Sayang Sama Cucu

Sayang Sama Cucu
Saya sama Cucu-cucu: Ian dan Kaila

Minggu, 05 Oktober 2014

1. VERSI I EDIT: BAGAIMANA SEJARAH BERULANG DITEMPAT LAIN.

EDIT : BAGAIANA SEJARAH BERULANG DITEMPAT LAIN.

Yang saya maksudkan adalah sejarah bangsa dan Negara Mesir di nun disana, di tanah gurun pasir yang dibelah oleh sungai Nil  yang terkenal itu. Pedagang itu tidak bisa campur hidup  bersama dengan Petani, hukum yang dianut beda. Petani diatur cuaca ditangan Tuhan, Pedagang diatur kunci pintu gudang dikantong sendiri.
Pengalaman mereka membina masyarakat yang tumbuh dan berkembang ribuan tahun membuahkan satu dalil bahwa: Barang siapa tidak sayang pada hidupnya, artinya berani mati, akhirnya akan hidup dimulyakan oleh marganya, tapi barang siapa yang takut mati akhirnya akan hidup sengsara, layaknya lalat, dan mati dalam kesengsaraan
Negeri Mesir diberkahi oleh banjir tahunan sungai Nil, yang membawa kesuburan dan daya hidup yang berlimpah di gurun yang jarang hujan, mampu menumbuhkan kapas yang sangat berharga karena seratnya yang panjang dan kuat, buah korma, zaitun dan anggur, dan segala macan serealia yang dibutuhkan untuk penunjang hidup mereka yang menanamnya.
Selama ribuan tahun bangsa Mesir tentu saja berjuang agar wilayah tempat hunian mereka ini selalu diancam akan diduduki oleh bangsa lain, yang sangat mengincar kesuburan tanah dialiran sungai Nil ini.
Puak puak golongan yang takut mati, miskin pengalaman perang takut darah mengalir  jadi petani menampung berkah sungai Nil dan sinar matahari gurun yang memberikan panen bagus, dan puak puak yang berani mati menjadi kaum militer, yang beruntung jadi Despot dan Tyran.
Yang lemah dibawah Despot dan Tyran  dari bangsanya sendiri ini jadi korban komplotan keserakahan bahkan sering sampai pembunuhan untuk memberi kesan menakutkan pada yang lain. Mereka kaum militer, yang juga sudah turun temurun menjadi satu kasta tersendiri di Negera Mesir ini. Masih se bangsa dengan kaum taninya yaitu bangsa Hamid, kemudian ribuan tahun sudah bercampur dengan bangsa Nubia dari Sudan, dan suku suku kecil dari Abesinia. Mereka menjadi bangsa yang mendiami lembah sungai Nil dengan upayanya sendiri, berhasil membentuk masyarakat yang berkebudayaan tinggi dalam waktu yang berabad abad, membangun pyramida piramida yang mengagumkan sampai sekarang. Mengawetkan raganya sesudah mati beserta kemewahan yang mereka punya, selir selir dan budak budaknya yang dimiliki, mungkin saking nikmatnya hidup didunia ini sehigga arwahnya masih akan dapat menikmati kenikmatan ragawi seperti itu dialam sana dengan bekal dari sini yang melimpah.
Apakah prilaku semacam itu  dilakukan oleh bangsa pendatang lain ditempat lain, bila dibahas beserta buktinya yang tidak mewakiki kereluruhan mereka,  disini  akan menjadi presedent rasialisme
Sebab generalisisa satu kelompok atas daras stereotype atau dasar apa saja tentulah salah.
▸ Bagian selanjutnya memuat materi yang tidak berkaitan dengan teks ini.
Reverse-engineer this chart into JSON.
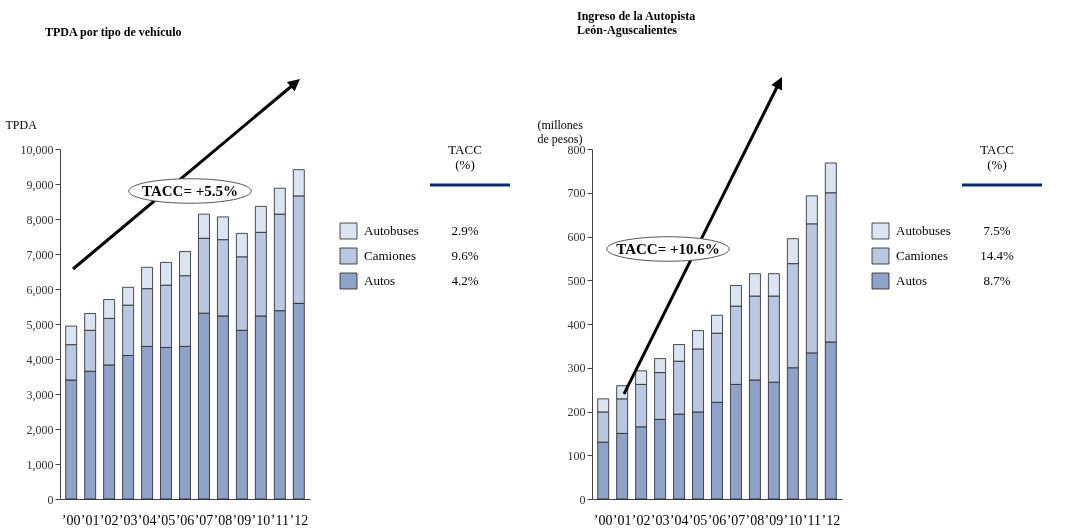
{
  "chart_data": [
    {
      "type": "bar",
      "stacked": true,
      "title": "TPDA por tipo de vehículo",
      "ylabel": "TPDA",
      "categories": [
        "’00",
        "’01",
        "’02",
        "’03",
        "’04",
        "’05",
        "’06",
        "’07",
        "’08",
        "’09",
        "’10",
        "’11",
        "’12"
      ],
      "series": [
        {
          "name": "Autos",
          "color": "#8fa3c8",
          "values": [
            3400,
            3650,
            3830,
            4100,
            4360,
            4330,
            4360,
            5310,
            5230,
            4820,
            5230,
            5380,
            5590
          ]
        },
        {
          "name": "Camiones",
          "color": "#b9c7e0",
          "values": [
            1010,
            1170,
            1330,
            1440,
            1650,
            1780,
            2020,
            2140,
            2180,
            2100,
            2390,
            2760,
            3070
          ]
        },
        {
          "name": "Autobuses",
          "color": "#dde4f1",
          "values": [
            530,
            480,
            540,
            510,
            610,
            650,
            690,
            690,
            650,
            670,
            740,
            740,
            750
          ]
        }
      ],
      "ylim": [
        0,
        10000
      ],
      "yticks": [
        0,
        {
          "value": 1000,
          "label": "1,000"
        },
        {
          "value": 2000,
          "label": "2,000"
        },
        {
          "value": 3000,
          "label": "3,000"
        },
        {
          "value": 4000,
          "label": "4,000"
        },
        {
          "value": 5000,
          "label": "5,000"
        },
        {
          "value": 6000,
          "label": "6,000"
        },
        {
          "value": 7000,
          "label": "7,000"
        },
        {
          "value": 8000,
          "label": "8,000"
        },
        {
          "value": 9000,
          "label": "9,000"
        },
        {
          "value": 10000,
          "label": "10,000"
        }
      ],
      "legend": "right",
      "annotations": [
        "TACC= +5.5%",
        "TACC\n(%)",
        "4.2%",
        "9.6%",
        "2.9%"
      ]
    },
    {
      "type": "bar",
      "stacked": true,
      "title": "Ingreso de la Autopista\nLeón-Aguscalientes",
      "ylabel": "(millones\nde pesos)",
      "categories": [
        "’00",
        "’01",
        "’02",
        "’03",
        "’04",
        "’05",
        "’06",
        "’07",
        "’08",
        "’09",
        "’10",
        "’11",
        "’12"
      ],
      "series": [
        {
          "name": "Autos",
          "color": "#8fa3c8",
          "values": [
            130,
            150,
            165,
            182,
            194,
            199,
            221,
            262,
            272,
            267,
            300,
            334,
            359
          ]
        },
        {
          "name": "Camiones",
          "color": "#b9c7e0",
          "values": [
            69,
            79,
            97,
            107,
            121,
            144,
            158,
            179,
            192,
            197,
            238,
            295,
            341
          ]
        },
        {
          "name": "Autobuses",
          "color": "#dde4f1",
          "values": [
            30,
            30,
            31,
            32,
            38,
            42,
            41,
            47,
            51,
            51,
            57,
            64,
            68
          ]
        }
      ],
      "ylim": [
        0,
        800
      ],
      "yticks": [
        0,
        100,
        200,
        300,
        400,
        500,
        600,
        700,
        800
      ],
      "legend": "right",
      "annotations": [
        "TACC= +10.6%",
        "TACC\n(%)",
        "8.7%",
        "14.4%",
        "7.5%"
      ]
    }
  ]
}
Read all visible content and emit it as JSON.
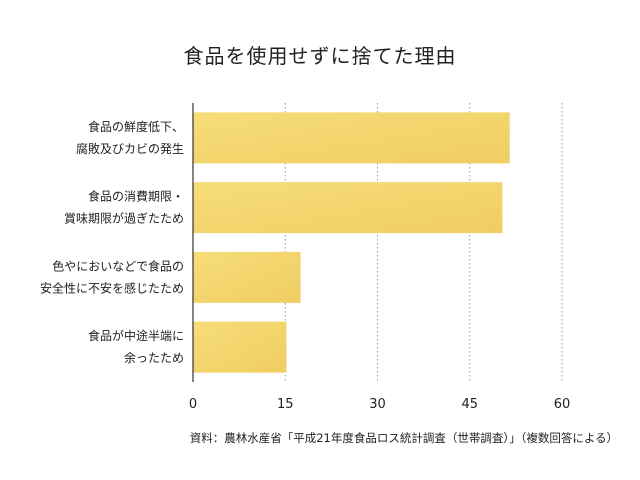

Generalisasi, sebagai  nacar ancar watak kelompok profesi atas dasar "naluri"  masih bisa berlaku, meskpun bukan tanpa perkecualian.

Ada lagi golongan kecil yang mewakili Cendekiawan, mengukuhkan kekuasaan golongan Dispot ini dengan dunia supra natural yang mereka rekayasa sendiri, menghubungkannya dengan kekuatan Alam, mengadakan prediksi prediksi dengan intelektualitas  mereka, untuk bukti kedudukan istimewanya dihadapan khalayak dibawahnya, karena hanya mereka yang mempunyai hubungan dengan dunia supranatural ini, sudah turun temurun selalu mendampingi golongan yang selalu menyiagakan diri dalam kekuatan fisik yang nyata di pertempuran. Apa di anak benua India, di tanah Kanaan  dikalangan kerajaan bangsa Semit suku Yahudi yang tercatat di kitab suci-nya Pejanjaian Lama,  tidakkah diceritakan kejadian yang sama, cendikia ini mereka anggap sebagai Nabi.
Islam datang dari Arab sejak paling awal wahyu illahi ini diajarkan oleh Nabi Muhammad SAW, zaman Khalifaur rasyiddin sudah sedikit menggoncangkan susunan masyarakat yang sudah mapan sangat kuno di Mesir ini.
Akan tetapi gerombolan dari penggembala oasis dengan  dasar penggembalan pencari rumput buat hewan ternaknya unta domba kambing  tidak terlalu ahli dalam pertanian budidaya macam macam tanaman buah dan biji bijian, kebanyakan mereka pengembara dan membawa dagangan kelebihan produk disatu tempat ke tempat yang lain, dimana barang barang yang dibawa menjadi barang kebutuhan seperti gandum, minyak zaitun, biji bijian dan  kurma.
Semula selama berabad abad perdagangan semacam ini dipraktekkan tanpa menimbulkan ekses apa apa kecuali menukar panen yang lebih untuk dipakai sukunya atau dijual/ditukar ditempat lain yang mendapat nilai baik tanpa siasat dagang apa apa.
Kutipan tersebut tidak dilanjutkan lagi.